Dès son introduction et une violente charge contre l’ex-premier ministre espagnol Mariano Rajoy, accusé de perpétuer la mémoire du dictateur Francisco Franco – dirigeant la péninsule de 1930 à 1975 – on comprend qu’Almodovar n’est pas juste venu nous parler d’une simple histoire de naissances parallèles. Bien sûr, les fondamentaux du réalisateur sont bien là, le jambon cru dans la cuisine, les homosexuels dans les placards, la Movida dans tous les décors. Mais depuis la maternité jusqu’au cimetière, c’est une grande parabole qu’il jette sur l’histoire de l’Espagne, rongée par le poison du mensonge et de la division, alors que la « défranquisation » du pays est à l’arrêt depuis plus d’une décennie.

Depuis le montage alterné sur les accouchements, superbe scène d’introduction du film, jusqu’aux couleurs Vertigo-hitchcockiennes – le rouge de la passion du présent, le vert du ressentiment du passé – c’est tout un pays duel, une Espagne fracturée qu’il met en scène. Comme toujours chez Almodovar, chaque protagoniste est hanté par une double identité entre lumières et ombres, double identité qui s’étend ici à tout un territoire, schizophrène dans sa reconnaissance du passé. Certes, le récit manque parfois de rythme et développement, et parait parfois invraisemblable. Mais il délivre toujours de déchirantes fulgurances dans ses portraits de femmes – soutenues avec délicatesse par le piano et cordes de la bande originale d’Alberto Iglesias.


On a échangé nos mamans



C’est un véritable thriller sur la maternité et la recherche des origines que livre Almodovar. Un thriller mélodramatique souvent, cruel parfois, mais toujours féministe. Dans ce récit où les géniteurs sont au mieux absents, au pire criminels, la quête de la justice est uniquement portée par les femmes. Cette quête est souvent douloureuse : après ADN et Julie en 12 chapitres sortis cette année, Madres Paralelas aime aussi gratouiller les orifices, pour décrypter le mystère de la naissance au moyen de la génétique.
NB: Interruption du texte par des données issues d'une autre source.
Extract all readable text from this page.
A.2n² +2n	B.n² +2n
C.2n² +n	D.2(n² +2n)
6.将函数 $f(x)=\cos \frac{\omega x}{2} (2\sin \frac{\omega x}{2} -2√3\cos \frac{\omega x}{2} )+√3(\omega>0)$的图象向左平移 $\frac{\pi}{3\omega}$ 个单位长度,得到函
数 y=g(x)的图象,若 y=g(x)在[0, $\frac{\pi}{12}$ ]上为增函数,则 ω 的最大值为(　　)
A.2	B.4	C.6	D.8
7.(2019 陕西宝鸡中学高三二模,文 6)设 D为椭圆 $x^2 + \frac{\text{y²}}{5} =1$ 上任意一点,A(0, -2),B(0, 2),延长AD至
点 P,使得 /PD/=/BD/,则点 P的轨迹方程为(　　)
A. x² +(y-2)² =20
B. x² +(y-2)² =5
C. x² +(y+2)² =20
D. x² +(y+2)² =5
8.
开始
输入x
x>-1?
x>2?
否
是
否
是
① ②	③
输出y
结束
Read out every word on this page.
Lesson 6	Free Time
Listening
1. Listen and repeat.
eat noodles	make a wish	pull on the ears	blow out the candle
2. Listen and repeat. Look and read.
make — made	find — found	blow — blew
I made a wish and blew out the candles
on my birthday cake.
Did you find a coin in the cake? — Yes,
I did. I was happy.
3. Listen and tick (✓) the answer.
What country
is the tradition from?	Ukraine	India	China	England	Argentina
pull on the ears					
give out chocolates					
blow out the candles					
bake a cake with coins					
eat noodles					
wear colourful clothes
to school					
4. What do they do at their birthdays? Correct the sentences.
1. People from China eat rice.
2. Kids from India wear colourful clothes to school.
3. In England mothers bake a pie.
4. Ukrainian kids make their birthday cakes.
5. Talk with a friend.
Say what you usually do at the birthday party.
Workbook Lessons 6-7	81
Cette vérité génétique qui sort d’un ordinateur et révèle impitoyablement le nom de la mère biologique, est filmé comme l’on filmerait le viol d’un engagement sacré ; presque comme si le test de maternité venait prouver, sacrilège, que Jésus n’était pas fils de la Vierge Marie. Chez Almodovar, la mère est avant tout celle qui élève, celle qui aime, et non pas celle qui détient le bon test de maternité comme l’on détiendrait le numéro de loterie gagnant. Sa vérité est libératrice, courageuse et sans filet : elle ressemble à un coming out, pour une Espagne qui laisse ses cadavres dans les placards.

Ces Almodovariations pourront sembler trop démonstratives à certains, trop mélodramatiques, mais ce déterrage des morts et des secrets de famille, fait de Madres Paralelas un récit puissamment cathartique pour l’Espagne, dont on comprend mieux les turbulences mémorielles et les ressentiments toujours à vif des populations. Si ces femmes au bord de la guerre civile parviennent à se réconcilier autour de leur passé, alors on se prend à espérer que, peut-être, les hommes pourront suivre leur exemple.